Brewed with "lemongrass and coriander" to be "excellent with spicy and oriental food", says the label of Hopback's Taiphoon. The lemongrass meant I decided to put it to the test with a Malaysian curry rather than my preferred vindaloo. It's a very pale yellow ale with a slight sediment. The aroma is promising: lemon and spice, but it's not backed up with flavour. What's there is subtle and tasty, but totally crushed under the weight of chillies. Well-made, but not what I need in a currybeer.

Back to the Cobra for me.

12 October 2006

Miscellaneous kiwis

New Zealand certainly has no shortage of breweries. As well as several big players and a couple of brewpub chains there are innumerable small-to-middle-sized operations all making a surprisingly wide range of beers. In the time I was there I could only hope to get a taster of what was on offer from these breweries, and with several I only managed to try one of their beers. So before I move on to the breweries I am most familiar with, this post is about the individual beers whose stablemates never reached me.

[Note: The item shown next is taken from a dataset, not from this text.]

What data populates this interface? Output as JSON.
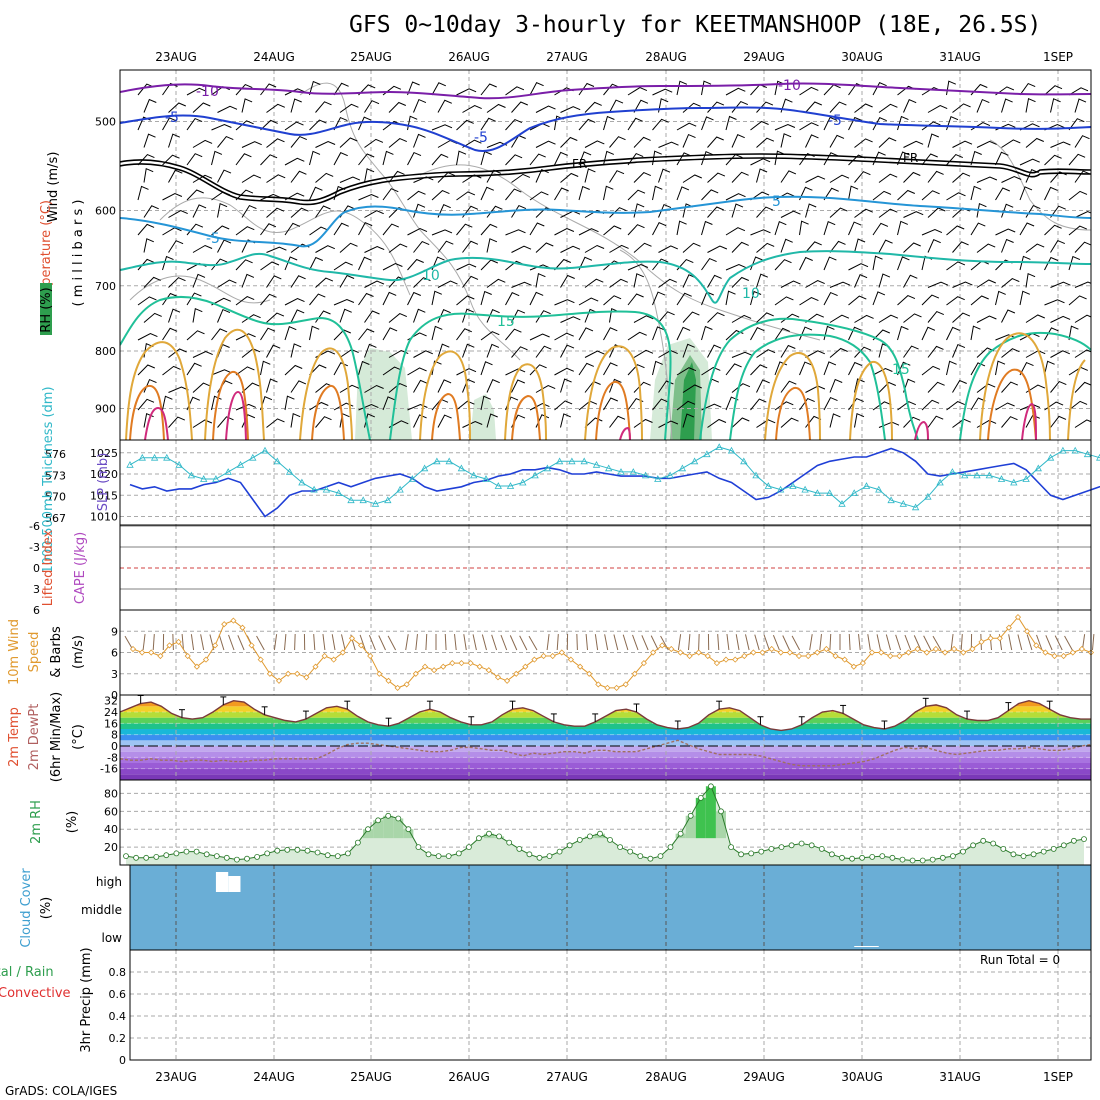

Duncan's Founder's range offers a broad selection of beers, of which Generation Ale was the only one I managed to try. It's a very smooth and satisfying dry nutty brown ale. Monk's Habit is an even more complex bitter with a strong burst of grapefruit on the nose and a taste both fruity and spicy at once. Green Man Organic Bitter is remarkably pale, but is most definitely bitter - probably the bitterest bitter in New Zealand. It has a full-on vegetal taste with notes of sprouts and broccoli, but in a good way.

On the lager front, the local Indian-style curry lager is called Monsoon which isn't a success, being blander and fizzier than Cobra or Kingfisher which it is presumably trying to emulate. The Pig and Whistle bar in Rotorua serve an own-brand lager called Swine which is very light, but carried an overtone of mustiness which spoiled it for me and I'm not sure if it was intended. Could be I just got a bad pint.

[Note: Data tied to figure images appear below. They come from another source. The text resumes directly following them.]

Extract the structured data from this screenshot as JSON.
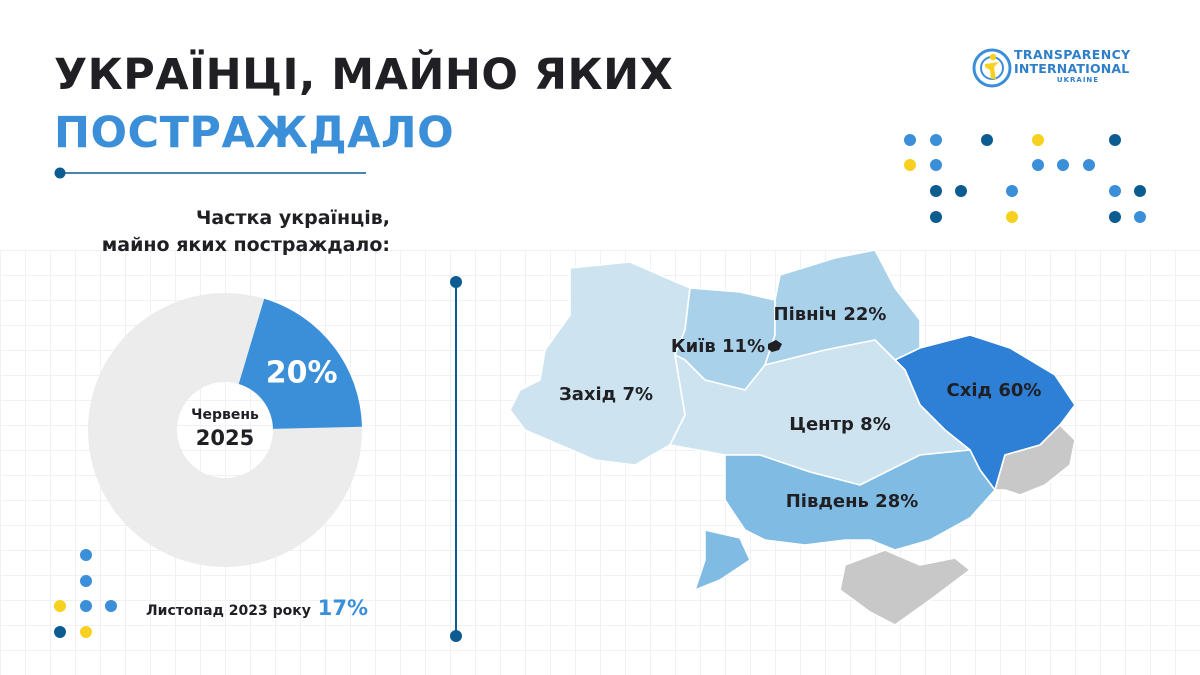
{
  "header": {
    "title_line1": "УКРАЇНЦІ, МАЙНО ЯКИХ",
    "title_line2": "ПОСТРАЖДАЛО"
  },
  "logo": {
    "line1": "TRANSPARENCY",
    "line2": "INTERNATIONAL",
    "line3": "UKRAINE"
  },
  "subtitle": {
    "line1": "Частка українців,",
    "line2": "майно яких постраждало:"
  },
  "donut": {
    "center_label_line1": "Червень",
    "center_label_line2": "2025",
    "value_label": "20%"
  },
  "previous": {
    "label": "Листопад 2023 року",
    "value_label": "17%"
  },
  "colors": {
    "accent": "#3b8fd9",
    "dark_blue": "#0d5c91",
    "yellow": "#f7d11f",
    "donut_rest": "#ececec",
    "region_low": "#cde4f0",
    "region_mid": "#a9d1ea",
    "region_south": "#7fbbe3",
    "region_east": "#2e7fd6",
    "occupied": "#c8c8c8"
  },
  "chart_data": [
    {
      "type": "pie",
      "variant": "donut",
      "categories": [
        "Червень 2025"
      ],
      "values": [
        20
      ],
      "total": 100,
      "value_labels": [
        "20%"
      ],
      "comparison": {
        "label": "Листопад 2023 року",
        "value": 17
      }
    },
    {
      "type": "heatmap",
      "variant": "choropleth",
      "categories": [
        "Захід",
        "Київ",
        "Північ",
        "Схід",
        "Центр",
        "Південь"
      ],
      "values": [
        7,
        11,
        22,
        60,
        8,
        28
      ],
      "unit": "%",
      "labels": [
        "Захід 7%",
        "Київ 11%",
        "Північ 22%",
        "Схід 60%",
        "Центр 8%",
        "Південь 28%"
      ]
    }
  ]
}
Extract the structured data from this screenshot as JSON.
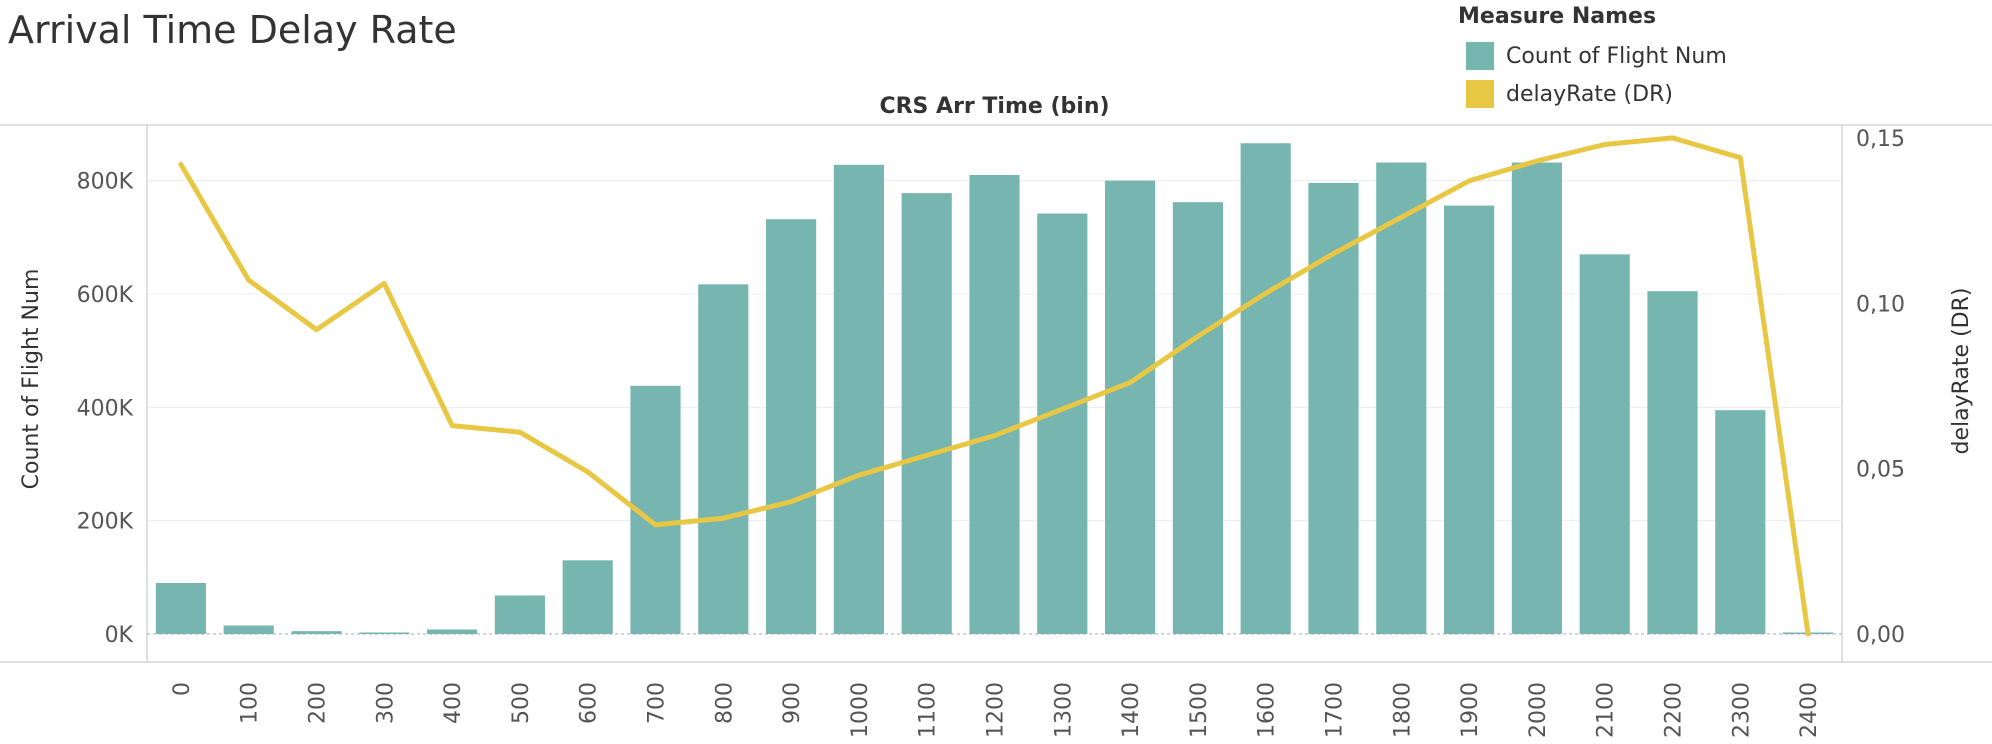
{
  "title": "Arrival Time Delay Rate",
  "legend": {
    "title": "Measure Names",
    "items": [
      {
        "label": "Count of Flight Num",
        "color": "#76b5b0"
      },
      {
        "label": "delayRate (DR)",
        "color": "#e8c744"
      }
    ]
  },
  "chart_data": {
    "type": "bar",
    "title": "Arrival Time Delay Rate",
    "header": "CRS Arr Time (bin)",
    "categories": [
      "0",
      "100",
      "200",
      "300",
      "400",
      "500",
      "600",
      "700",
      "800",
      "900",
      "1000",
      "1100",
      "1200",
      "1300",
      "1400",
      "1500",
      "1600",
      "1700",
      "1800",
      "1900",
      "2000",
      "2100",
      "2200",
      "2300",
      "2400"
    ],
    "y_left_label": "Count of Flight Num",
    "y_left_ticks": [
      "0K",
      "200K",
      "400K",
      "600K",
      "800K"
    ],
    "y_left_tick_values": [
      0,
      200000,
      400000,
      600000,
      800000
    ],
    "y_left_range": [
      0,
      900000
    ],
    "y_right_label": "delayRate (DR)",
    "y_right_ticks": [
      "0,00",
      "0,05",
      "0,10",
      "0,15"
    ],
    "y_right_tick_values": [
      0,
      0.05,
      0.1,
      0.15
    ],
    "y_right_range": [
      0,
      0.1542
    ],
    "series": [
      {
        "name": "Count of Flight Num",
        "type": "bar",
        "axis": "left",
        "color": "#76b5b0",
        "values": [
          90000,
          15000,
          5000,
          2000,
          8000,
          68000,
          130000,
          438000,
          617000,
          732000,
          828000,
          778000,
          810000,
          742000,
          800000,
          762000,
          866000,
          796000,
          832000,
          756000,
          832000,
          670000,
          605000,
          395000,
          2000
        ]
      },
      {
        "name": "delayRate (DR)",
        "type": "line",
        "axis": "right",
        "color": "#e8c744",
        "values": [
          0.142,
          0.107,
          0.092,
          0.106,
          0.063,
          0.061,
          0.049,
          0.033,
          0.035,
          0.04,
          0.048,
          0.054,
          0.06,
          0.068,
          0.076,
          0.09,
          0.103,
          0.115,
          0.126,
          0.137,
          0.143,
          0.148,
          0.15,
          0.144,
          0.0
        ]
      }
    ],
    "grid": true
  }
}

The Limburg brewery make a Witbier which is both orange in colour and taste. So overpoweringly fruity is this one that drinking more than 33cl would be a tall order, I think.

Lastly, and most interestingly, is Spruce Beer. The label claims this is based on an original recipe used on Captain Cook's voyages and incorporating the nearest thing New Zealand has to spruce, the rimua, as well as tea-tree leaves. The result is a fairly smooth beer but with a bizarre and distracting mediciney taste. It's certainly nothing at all like Scotland's real spruce beer Alba. Still, Kiwi as.